LAMPUNG, 15 November 2025 – Pemerintah Provinsi (Pemprov) Lampung melalui Dinas Lingkungan Hidup (DLH) telah mengambil tindakan tegas dengan menertibkan dan menutup sedikitnya 20 aktivitas Pertambangan Tanpa Izin (PETI). Penertiban ini menyasar berbagai jenis tambang, mulai dari pasir, batu bara, andesit, hingga emas, yang tersebar di beberapa kabupaten dan kota.
Daftar Penutupan Tambang Utama
Kepala DLH Lampung mengumumkan bahwa penutupan dilakukan karena pelanggaran serius, meliputi ketiadaan Izin Usaha Pertambangan (IUP), tidak adanya Persetujuan Lingkungan, hingga izin yang sudah kedaluwarsa.
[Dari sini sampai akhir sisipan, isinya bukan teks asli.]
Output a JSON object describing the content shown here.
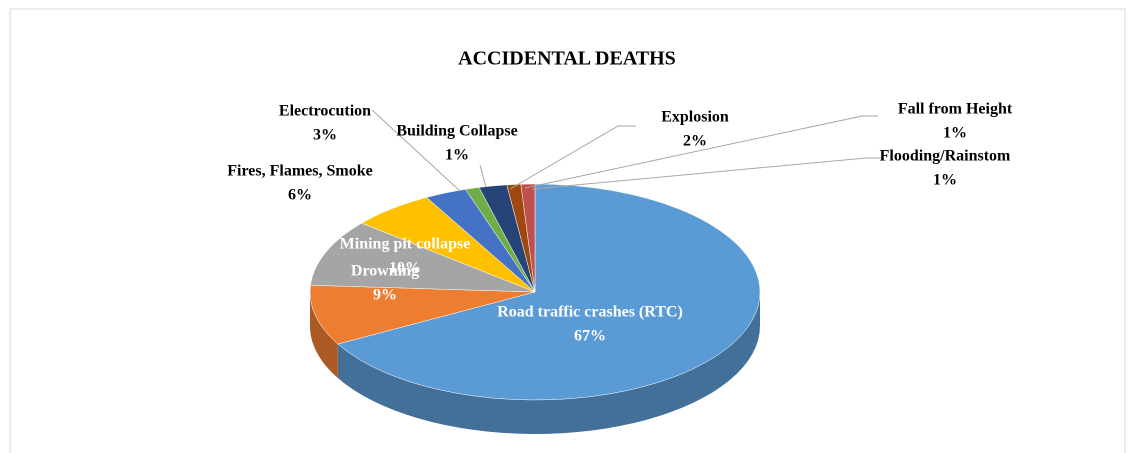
{
  "chart_data": {
    "type": "pie",
    "title": "ACCIDENTAL DEATHS",
    "categories": [
      "Road traffic crashes (RTC)",
      "Drowning",
      "Mining pit collapse",
      "Fires, Flames, Smoke",
      "Electrocution",
      "Building Collapse",
      "Explosion",
      "Fall from Height",
      "Flooding/Rainstom"
    ],
    "values": [
      67,
      9,
      10,
      6,
      3,
      1,
      2,
      1,
      1
    ],
    "value_labels": [
      "67%",
      "9%",
      "10%",
      "6%",
      "3%",
      "1%",
      "2%",
      "1%",
      "1%"
    ],
    "colors": [
      "#5b9bd5",
      "#ed7d31",
      "#a5a5a5",
      "#ffc000",
      "#4472c4",
      "#70ad47",
      "#264478",
      "#9e480e",
      "#c0504d"
    ]
  }
}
Berikut adalah beberapa lokasi tambang ilegal yang ditutup, berdasarkan wilayah:
1. Kota Bandar Lampung (7 Lokasi Ditutup):
| Lokasi | Pelanggaran Utama |
| Kelurahan Way Lunik, Kec. Panjang (PT Membangun Sarana Bangsa) | SIPB Kedaluwarsa & Tidak memiliki dokumen UKL-UPL. |
| Kelurahan Way Lunik, Kec. Panjang (Alm Burhan) | Tidak memiliki IUP dan Persetujuan Lingkungan. |
| Campang Raya, Kec. Sukabumi (Singisng, Syafei alias Endel & Adi Irawan) | Meratakan bukit dengan izin perumahan, tetapi material dijual tanpa IUP Penjualan. |
| Campang Raya, Kec. Sukabumi (Mianti/UD Sumatera Baja, Hendro) | Meratakan bukit dengan izin lahan parkir, tetapi material dijual tanpa IUP Penjualan. |
| Campang Raya, Kec. Sukabumi (Gusti Made Arcana & Yadi) | Pengerukan bukit untuk perumahan subsidi tanpa Perizinan Lingkungan. |
| Campang Jaya, Kec. Sukabumi (CV Tiban Mas, Wiyono) | Tidak memiliki Perizinan Lingkungan untuk penambangan andesit. |
| Sumber Agung, Kec. Kemiling (Gita, Edi Susanto, Andi) | Pengerukan bukit untuk tanah kavling (Puri Indah Hill) dan kegiatan lain tanpa kelengkapan izin. |
2. Kabupaten Lampung Timur:
Desa Sidorahayu, Kec. Waway Karya: Penambangan pasir silika oleh Tulus, ditemukan alih fungsi lahan dan penggunaan pompa sedot pasir.
Desa Sukorahayu, Kec. Labuhan Maringgai: Penambangan Pasir Kuarsa/Silika di bawah IUP PT Nanda Jaya Silika, dipasang plang peringatan di 6 lokasi.
Desa Marga Mulya, Kec. Bumi Agung (PT Margamulya Batu Sejahtera): Melakukan penambangan andesit dengan metode open pit meskipun belum memiliki IUP Operasi Produksi.
3. Kabupaten Lampung Selatan (Kec. Natar):
Desa Muara Putih (Sulaiman/PT Muna Rozaq Abadi): Melakukan pengerukan galian C, namun tidak memiliki Persetujuan Lingkungan dan IUP Operasi Produksi.
Desa Muara Putih (Agus dan Endang): Ditemukan ekskavator di lokasi penambangan tanpa kelengkapan perizinan.
DLH Lampung menekankan komitmen Pemprov untuk terus menertibkan aktivitas ilegal yang merusak lingkungan dan merugikan negara.